I always used to turn off the hourly time signal on my digital casio. Frequently, and frustratingly, in the process of setting my morning alarm, I would by mistake turn on the hourly alarm.
Yesterday it went off, notifying me that a new hour had begun. For some reason, this time it struck me differently. A new hour has begun.
What a relief. I can start over. 2pm doesn't have to include the same procrastination, confusion, and pleasure-seeking that had consumed 3pm.
Not only this, I know there will be another beep in an hour. I know there will be several beeps in the day.
Hell, I can spend this entire beep planning what I'll do for the next beep. Which is actually a great idea. A requirement in fact. If an hour is lost, rather than assuming I'll snap out of it, spring back, and make up for those 60 minutes, I spend the next 60 planning:
What led to me wasting that hour? How can I prevent it from happening again? What do I plan to do in the next hour? I should clearly lay out what needs to be done.
Granted, this isn't a fix-all. I anticipate eventually becoming desensitized to the beeps. Nevertheless, it's something to try. Another routine to cycle through until I start getting diminishing returns or until I get comfortable and lax with it.
No one did it alone. Nike wouldn't have been successful if he didn't have his old coach Bowerman, or the banks to loan money, or his old college friend Johnson to be his salesman. The idea of a mad scientist figuring it all out alone in a lab is dead.
I read The One Thing a few years ago but this podcast provided clarifying context on how to use the questions. I'll definitely be revisiting the book.
Agreements vs. Disagreements
“Agreements” are only referenced when there's a disagreement. So it's best to frame it as a “disagreement” and understand you will refer to it if there is a dispute amongst the parties.
The Focusing Question
This is the question to ask oneself to make sure we're appropriately using our time. “What's the one thing I can do at work that will make everything else easier or unnecessary?”
I was relieved to hear that Gary Keller relied on this question with his mother, who could be difficult at times as every conversation with her would turn into gossip and negative talk about family. He asked “What's the one thing I can do with my mother that will make everything else easier or unnecessary?” The answer for him was to play dominoes with his mom, so there would be much less negative talk.

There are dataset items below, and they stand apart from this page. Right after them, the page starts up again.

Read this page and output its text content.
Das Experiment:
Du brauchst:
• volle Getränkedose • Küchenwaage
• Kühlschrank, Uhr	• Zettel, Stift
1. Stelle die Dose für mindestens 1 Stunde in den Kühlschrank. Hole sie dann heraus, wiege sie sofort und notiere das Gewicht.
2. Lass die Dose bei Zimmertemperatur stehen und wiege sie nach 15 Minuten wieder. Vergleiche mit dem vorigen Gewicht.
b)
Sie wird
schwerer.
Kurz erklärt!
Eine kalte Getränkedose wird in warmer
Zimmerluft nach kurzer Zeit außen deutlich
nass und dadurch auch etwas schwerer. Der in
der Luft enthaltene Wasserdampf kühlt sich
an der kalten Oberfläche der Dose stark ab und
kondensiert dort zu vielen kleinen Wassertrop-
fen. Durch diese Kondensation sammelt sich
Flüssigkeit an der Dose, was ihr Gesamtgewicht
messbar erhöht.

I found this personally helpful.
Get the important things done before noon. Do not risk waiting until later.
Older people seem to have different facial expressions than the young. More instances of furrowed brows and pursed lips are on aged faces. As if they’re constantly looking into the sun, scrunching to not let so much light in. I guess this occurs as we get older.
The young are quite literally wide-eyed. They have yet to impose their opinion on the world and receive it a bit more openly.

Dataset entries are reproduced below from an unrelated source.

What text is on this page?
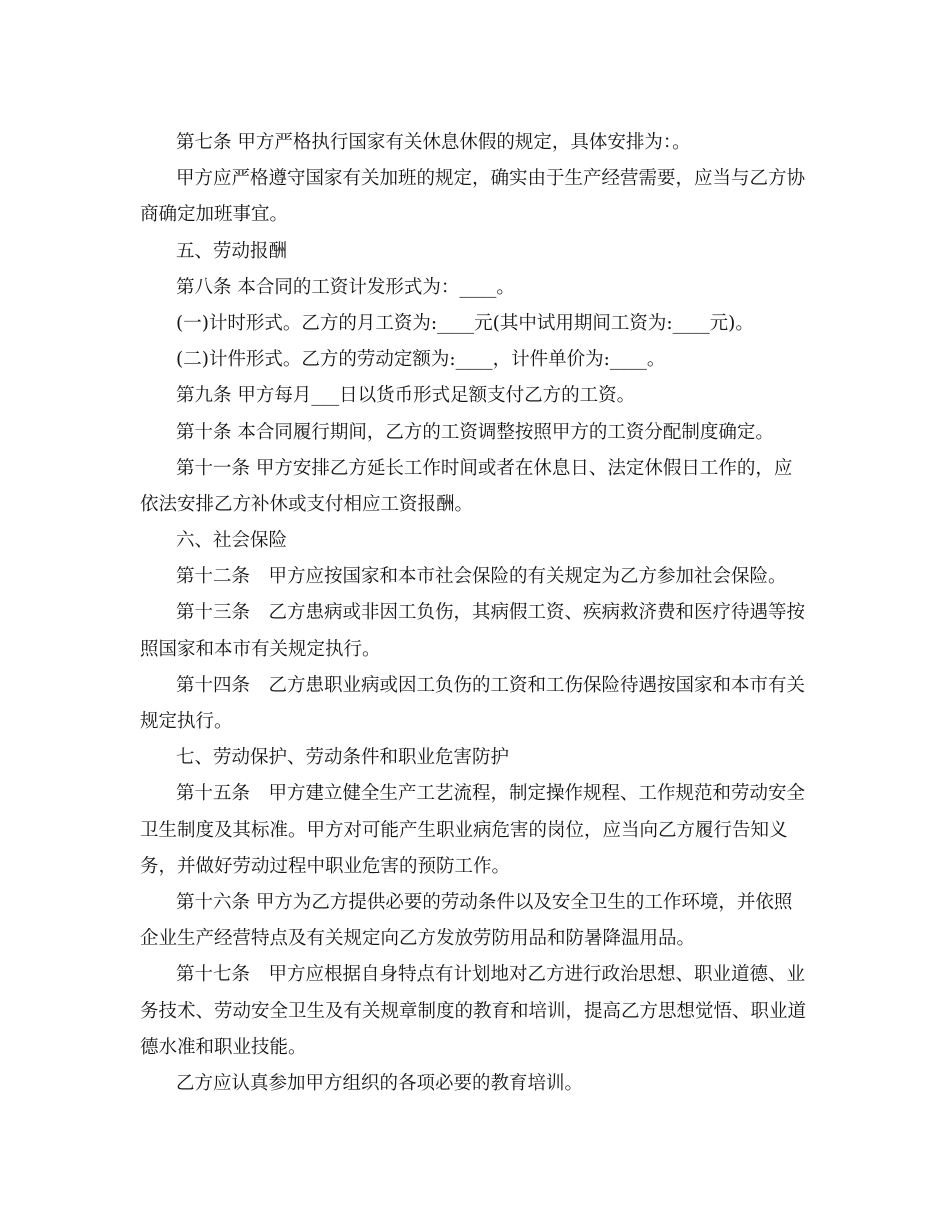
第七条 甲方严格执行国家有关休息休假的规定，具体安排为：。
甲方应严格遵守国家有关加班的规定，确实由于生产经营需要，应当与乙方协
商确定加班事宜。
五、劳动报酬
第八条 本合同的工资计发形式为：____。
(一)计时形式。乙方的月工资为:____元(其中试用期间工资为:____元)。
(二)计件形式。乙方的劳动定额为:____，计件单价为:____。
第九条 甲方每月___日以货币形式足额支付乙方的工资。
第十条 本合同履行期间，乙方的工资调整按照甲方的工资分配制度确定。
第十一条 甲方安排乙方延长工作时间或者在休息日、法定休假日工作的，应
依法安排乙方补休或支付相应工资报酬。
六、社会保险
第十二条　甲方应按国家和本市社会保险的有关规定为乙方参加社会保险。
第十三条　乙方患病或非因工负伤，其病假工资、疾病救济费和医疗待遇等按
照国家和本市有关规定执行。
第十四条　乙方患职业病或因工负伤的工资和工伤保险待遇按国家和本市有关
规定执行。
七、劳动保护、劳动条件和职业危害防护
第十五条　甲方建立健全生产工艺流程，制定操作规程、工作规范和劳动安全
卫生制度及其标准。甲方对可能产生职业病危害的岗位，应当向乙方履行告知义
务，并做好劳动过程中职业危害的预防工作。
第十六条 甲方为乙方提供必要的劳动条件以及安全卫生的工作环境，并依照
企业生产经营特点及有关规定向乙方发放劳防用品和防暑降温用品。
第十七条　甲方应根据自身特点有计划地对乙方进行政治思想、职业道德、业
务技术、劳动安全卫生及有关规章制度的教育和培训，提高乙方思想觉悟、职业道
德水准和职业技能。
乙方应认真参加甲方组织的各项必要的教育培训。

I’ve been more aware of my resting facial expression and making sure it’s more open and neutral.
Upon death, your children and your children's children will remember your name. And possibly their children after that. But slowly and certainly, a name fades. Then at some point, in a passing sentence, possibly through a mouth full of rice, it will be uttered one final round.
Forget your name and its reach. Simply be the best name for yourself and those in immediate reach.
"It is difficult to get a man to understand something when his salary depends upon his not understanding it" – Upton Sinclair
This is a great quote. Its true power is recognized when you substitute the word salary for something else we depend on. Could be ego. Could be confidence. Self-esteem, sense of rightness, right to criticize, ect.
Its power increases when we turn it into a question:
"How does my lack of understanding of this issue benefit me?"
"Does my voluntary ignorance in this situation afford me something that I would lose if I faced reality?"
"Being comfortable making up visions of success, before the methods are clear, is a phenomenal trait to strengthen. Being willing to have ideas, good or bad, and to express and capture all of them without judgment is critical for fully accessing creative intelligence." – Getting Things Done, pg. 271
Often times, the reality comes first, then the beliefs follow. Ex. One gains 30 pounds over time. This person then tailors their beliefs in order to make the 30 pounds not as alarming: "
I'm getting older and this happens.
I don't care about vanity anyway." Someone grows up poor: "Rich people are unethical and immoral. Money doesn't buy happiness"
What beliefs of yours are a result of circumstance, and which ones are a result of conscious decision?
One thing I do that is a significant waste of time is something no one can see. It's something I can do while on the bus, while in a job interview, a meeting, or talking to a new acquaintance.
This thing is not paying attention. Not paying attention can comprise of a million things. My most popular are fantasizing, simulating conversations/events/arguments that will never occur, complaining. What are yours?
The time spent not paying attention could be spent paying attention to the external world rather than project what I'd like or fear to happen. It could be spent really listening to others (and being in a better position to help), cultivating curiosity, going over my Spanish vocabulary, ect.